A programmatically minded trader would approach this market by monitoring real-time Wunderground feeds for the EGLC station, setting conditional orders to trigger if the temperature breaches the threshold before 12:00 UTC. Key catalysts include the Met Office’s extended amber alert for extreme heat, which remains active until the end of Thursday, indicating continued thermal pressure [3]. Traders should also watch for scheduled weather model updates from the National Weather Service, which could refine forecasts for the settlement window [4]. With the heatwave expected to drop to 29°C by Friday, the narrow window for 25 June becomes critical; any sudden shift in wind patterns or cloud cover could alter the peak temperature. The convergence of these dependencies—alert extensions, model revisions, and the station’s proximity to the heatwave’s core—defines the risk profile for this market.
Methodology
This page is a comparison snapshot: one live quote (Polymarket), four reference venues with their key attributes, and a single execution path — every trade button routes to Polymarket Review UK, which mirrors the Polymarket order book directly.
Resolution & payout
Settlement runs on-chain. Polymarket's contract logic separates YES and NO shares as conditional tokens; at resolution the winning share lifts to $1.00 and the losing one to $0. The outcome input comes from the UMA Optimistic Oracle, which secures against bad resolution with a bond + dispute window.

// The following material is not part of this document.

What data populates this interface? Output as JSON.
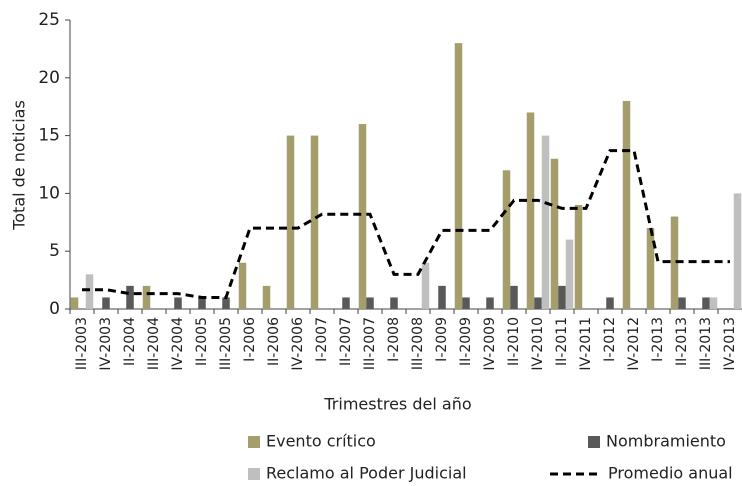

Once finalised, the smart contract pays USDC to the holders' wallets within minutes — no withdrawal fees beyond Polygon network gas. Kalshi settles in USD via CFTC clearance, Betfair in account currency net of commission, Manifold in play-money mana with no cash-out.
FAQ
- Is this market available outside the US?
- Polymarket Review UK is available in most jurisdictions where Polymarket isn't directly accessible. Polymarket itself is geo-blocked in the US/UK/EU. Always check local regulations.
- How does resolution work?
- Through the UMA Optimistic Oracle on Polygon: a proposer submits the outcome, a two-hour challenge window opens, and USDC payouts settle automatically once the result is final.
- What's the difference between YES and NO shares?
- A YES share pays $1.00 if the event happens, $0 otherwise. A NO share pays $1.00 if the event doesn't happen. The market price between 0¢ and 100¢ is the implied probability.
- What does it cost to trade on Polymarket Review UK?
- Zero. Polymarket Review UK routes every order to the live Polymarket order book; the only cost is the Polygon network fee, typically under $0.01 per transaction.
- How reliable are the quoted odds?
- The YES/NO percentages are the live mid-prices of the Polymarket order book. On deep markets they move every few seconds; on thinner ones you'll see short plateaus.
Trade Highest temperature in London on June 25? on Polymarket Review UK
Live order book, 0% fees, USDC settlement in seconds.